Alih-alih mendapatkan simpati dari viewer indonesia, justru dia malah masuk dalam kesalahan yang fatal. Netizen Indonesia yang sudah muak dengan politisasi agama, nampak sudah sangat cerdas membedakan mana kepentingan agama dan agama kepentingan.
Contoh lain adalah seorang Youtuber muallaf Daud Kim yang mendadak rame karena kontennya yang banyak membawa nilai Islam. Sebagai seorang Korea yang tidak lahir sebagai seorang muslim, dia lalu menggunakan Islam sebagai alat agar Youtubenya banyak ditonton dan hal itu terbukti ampuh hingga videonya ditonton oleh jutaan orang.
***
Contoh kongkret yang bisa kita perhatikan adalah sosial media kita yang banyak diisi oleh orang-orang yang teriak Islam, namun nyatanya secara ilmu mereka tidak bisa dipertanggungjawabkan.
Berusaha berdakwah dengan konteks yang tidak tepat namun jawaban mereka selalu “Maaf, hanya mengingatkan”. Garang saat bikin konten provokatif untuk menyalahkan pemahaman Islam yang berbeda, namun saat diminta membaca kitab jawabannya “Afwan, ana masih proses belajar bahasa Arab, Akhi”
Melihat contoh kasus tersebut, Islam yang saya pahami sejak kecil di kampung itu seolah tecerabut dari identitas aslinya. Islam yang memiliki budaya kajian komprehensif itu, kini menjadi bahan eksistensi, ditunggangi berbagai hal, dan nampak ruwet.
Wajah Islam kemudian dihiasi oleh berbagai hal yang banyak ditunggangi, berislam hanya untuk like di sosial media, kolom komentar dipenuhi nasehat sok suci, atau yang parah seperti aksi pemaksaan untuk menggunakan atribut Islam dengan anggapan itu adalah bagian dari dakwah.
Konten Berlandaskan pada Ilmu
Saya tidak hendak keberatan dengan hadirnya realitas sosial media, banyak manfaat yang bisa diambil dari adanya media online ini. Namun dengan mudahnya akses sosial media ini, harus juga bisa diimbangi dengan kapasitas ilmu dan etika yang sebanding. Bukan hanya handphone saja yang pintar (smartphone) namun manusianya juga harus pintar dalam menggunakannya.
Sebagai alumni wabah Covid-19, kita semua sudah banyak berinteraksi dengan media online, tak ayal pada saat ini banyak sekali kajian agama yang ditayangkan di sosial media.
Namun hal itu memang dilakukan oleh orang yang punya kapasitas ilmu dan etika yang baik, serta tujuan para ulama itu memang untuk ilmu dan bukan untuk konten.

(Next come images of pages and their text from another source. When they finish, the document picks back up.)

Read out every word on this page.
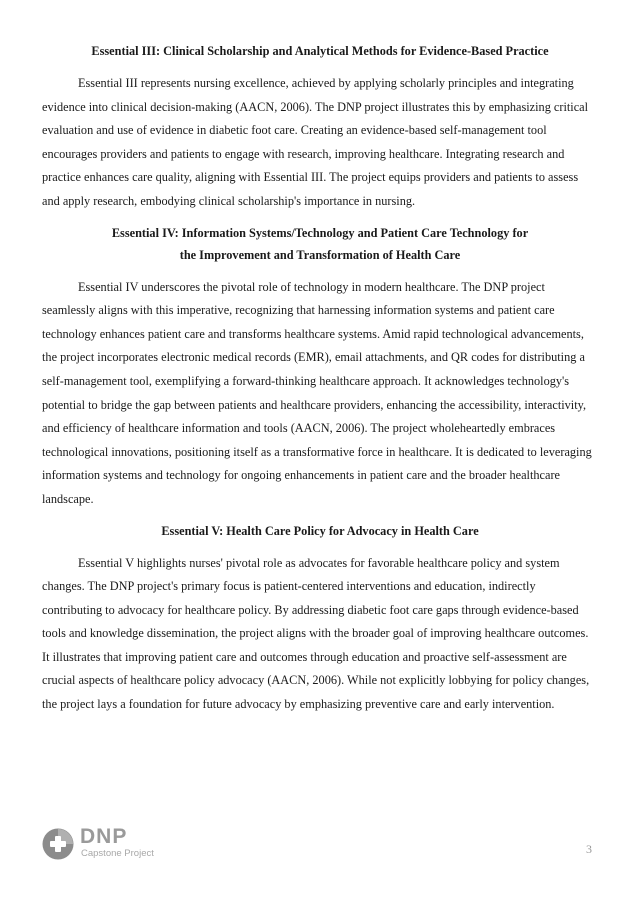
Essential III: Clinical Scholarship and Analytical Methods for Evidence-Based Practice

Essential III represents nursing excellence, achieved by applying scholarly principles and integrating evidence into clinical decision-making (AACN, 2006). The DNP project illustrates this by emphasizing critical evaluation and use of evidence in diabetic foot care. Creating an evidence-based self-management tool encourages providers and patients to engage with research, improving healthcare. Integrating research and practice enhances care quality, aligning with Essential III. The project equips providers and patients to assess and apply research, embodying clinical scholarship's importance in nursing.

Essential IV: Information Systems/Technology and Patient Care Technology for
the Improvement and Transformation of Health Care

Essential IV underscores the pivotal role of technology in modern healthcare. The DNP project seamlessly aligns with this imperative, recognizing that harnessing information systems and patient care technology enhances patient care and transforms healthcare systems. Amid rapid technological advancements, the project incorporates electronic medical records (EMR), email attachments, and QR codes for distributing a self-management tool, exemplifying a forward-thinking healthcare approach. It acknowledges technology's potential to bridge the gap between patients and healthcare providers, enhancing the accessibility, interactivity, and efficiency of healthcare information and tools (AACN, 2006). The project wholeheartedly embraces technological innovations, positioning itself as a transformative force in healthcare. It is dedicated to leveraging information systems and technology for ongoing enhancements in patient care and the broader healthcare landscape.

Essential V: Health Care Policy for Advocacy in Health Care

Essential V highlights nurses' pivotal role as advocates for favorable healthcare policy and system changes. The DNP project's primary focus is patient-centered interventions and education, indirectly contributing to advocacy for healthcare policy. By addressing diabetic foot care gaps through evidence-based tools and knowledge dissemination, the project aligns with the broader goal of improving healthcare outcomes. It illustrates that improving patient care and outcomes through education and proactive self-assessment are crucial aspects of healthcare policy advocacy (AACN, 2006). While not explicitly lobbying for policy changes, the project lays a foundation for future advocacy by emphasizing preventive care and early intervention.

DNP
Capstone Project	3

Banyak konten Islam yang saya tau memiliki kapasitas ilmu dan etika, baik itu dalam video-video pendek maupun dalam video berdurasi panjang. Hal itu menjadi sebuah hal yang positif, karena memang dialah orang yang harus turun mengisi jagat sosial media dari orang-orang yang hanya menarik viewers dengan menunggangi agama.
Islam kita hari ini, Islam yang tak lagi banyak dikaji, tak lagi menyehari dengan kita, tak sesimpel memakai sarung dan kopyah. Islam kita hari ini lebih menarik untuk ditunggangi, menarik untuk di buat konten tanpa kapasitas ilmu dan etika, dan serumit mempersiapkan hp dengan kamera bagus, menemukan yang katanya objek dakwah, mempersiapkan kuota, dan dengan ujung jari saja itulah Islam kita dianggap kaffah.